Przede wszystkim, kurczaki hodowane w naturalnych warunkach, z dostępem do świeżego powietrza i naturalnego światła, prowadzą zdrowszy tryb życia, co przekłada się na wyższą jakość mięsa. Brak antybiotyków oznacza, że unikamy spożywania potencjalnie szkodliwych substancji, które mogą przyczyniać się do rozwoju oporności na antybiotyki u ludzi. Wolny chów to także mniejsze ryzyko obecności chorób, które w intensywnych hodowlach mogą rozprzestrzeniać się szybciej.
Dodatkowo, wybierając mięso z kurczaków bez GMO, wspieramy rolnictwo, które stawia na naturalne, nieskażone genetycznie rośliny paszowe. To korzyść nie tylko dla naszego zdrowia, ale także dla bioróżnorodności i zachowania naturalnych ekosystemów.
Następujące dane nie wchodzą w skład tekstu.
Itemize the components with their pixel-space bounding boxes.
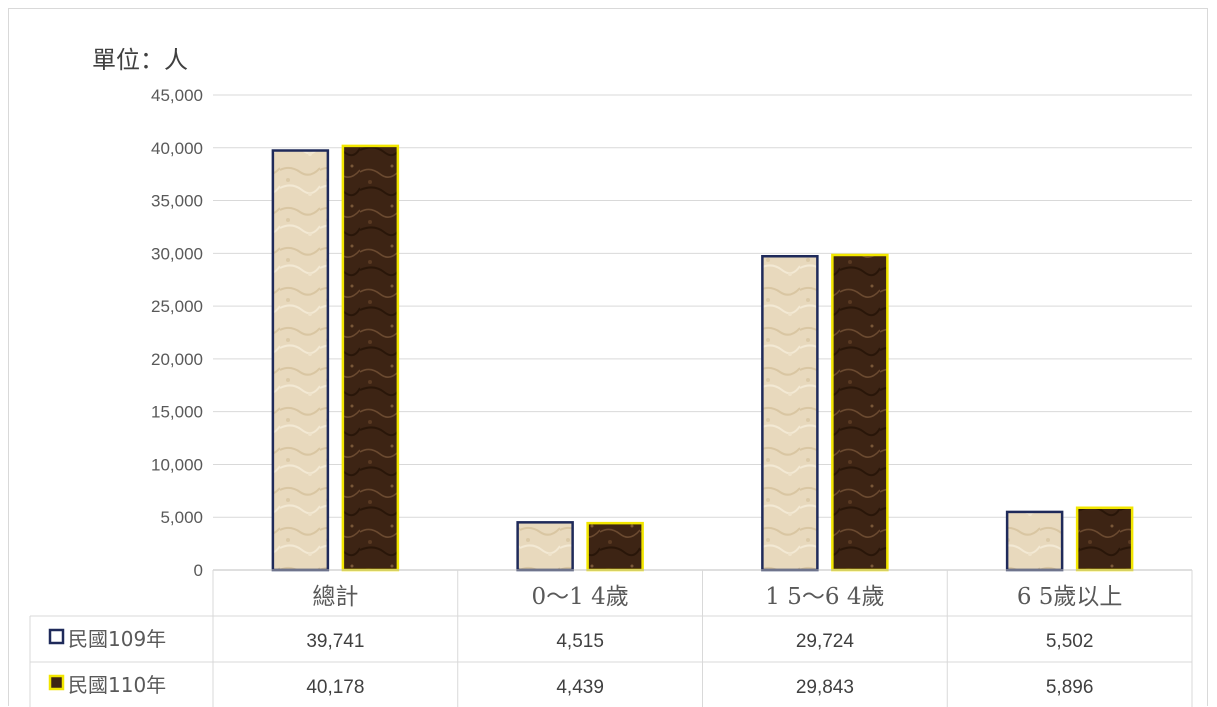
x-category-label: 總計 — [312, 584, 358, 610]
data-value-label: 29,724 — [796, 631, 855, 652]
y-tick-label: 35,000 — [151, 192, 203, 211]
x-category-label: 6 5歲以上 — [1017, 584, 1123, 610]
bar-series-2 — [1075, 506, 1134, 572]
data-value-label: 4,439 — [556, 677, 604, 698]
data-value-label: 5,502 — [1046, 631, 1094, 652]
y-tick-label: 0 — [194, 561, 203, 580]
y-tick-label: 20,000 — [151, 350, 203, 369]
unit-label: 單位：人 — [92, 46, 188, 74]
x-category-label: 0～1 4歲 — [532, 584, 629, 610]
bar-series-1 — [516, 521, 574, 572]
bar-series-1 — [271, 149, 330, 572]
bar-series-1 — [1005, 510, 1064, 572]
bar-series-2 — [341, 144, 400, 572]
legend-label: 民國110年 — [68, 673, 166, 697]
bar-series-2 — [831, 253, 889, 572]
legend-key — [48, 674, 65, 691]
y-tick-label: 5,000 — [160, 508, 203, 527]
y-tick-label: 45,000 — [151, 86, 203, 105]
data-value-label: 39,741 — [306, 631, 364, 652]
bar-series-2 — [586, 521, 644, 572]
bars — [271, 144, 1134, 572]
y-tick-label: 10,000 — [151, 455, 203, 474]
x-category-label: 1 5～6 4歲 — [765, 584, 884, 610]
y-axis-ticks: 0 5,000 10,000 15,000 20,000 25,000 30,000 35,0… — [151, 86, 203, 580]
bar-series-1 — [761, 254, 819, 572]
data-value-label: 29,843 — [796, 677, 854, 698]
y-tick-label: 15,000 — [151, 403, 203, 422]
chart-frame — [8, 8, 1208, 706]
legend-label: 民國109年 — [68, 627, 166, 651]
y-tick-label: 30,000 — [151, 244, 203, 263]
legend-key — [48, 628, 65, 645]
data-value-label: 5,896 — [1046, 677, 1094, 698]
y-tick-label: 40,000 — [151, 139, 203, 158]
data-value-label: 40,178 — [306, 677, 364, 698]
y-tick-label: 25,000 — [151, 297, 203, 316]
data-value-label: 4,515 — [556, 631, 604, 652]
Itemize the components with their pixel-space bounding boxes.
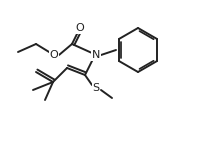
Text: O: O: [76, 23, 84, 33]
Text: S: S: [92, 83, 100, 93]
Text: N: N: [92, 50, 100, 60]
Text: O: O: [50, 50, 58, 60]
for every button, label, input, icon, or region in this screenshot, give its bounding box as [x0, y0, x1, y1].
Podsumowując, kupowanie piersi z kurczaka bez GMO, bez antybiotyków i z wolnego chowu to inwestycja w nasze zdrowie, dobrostan zwierząt i ochronę środowiska. Warto wybierać produkty, które powstają w zrównoważony sposób, nawet jeśli są nieco droższe – korzyści zdrowotne i etyczne są tego warte.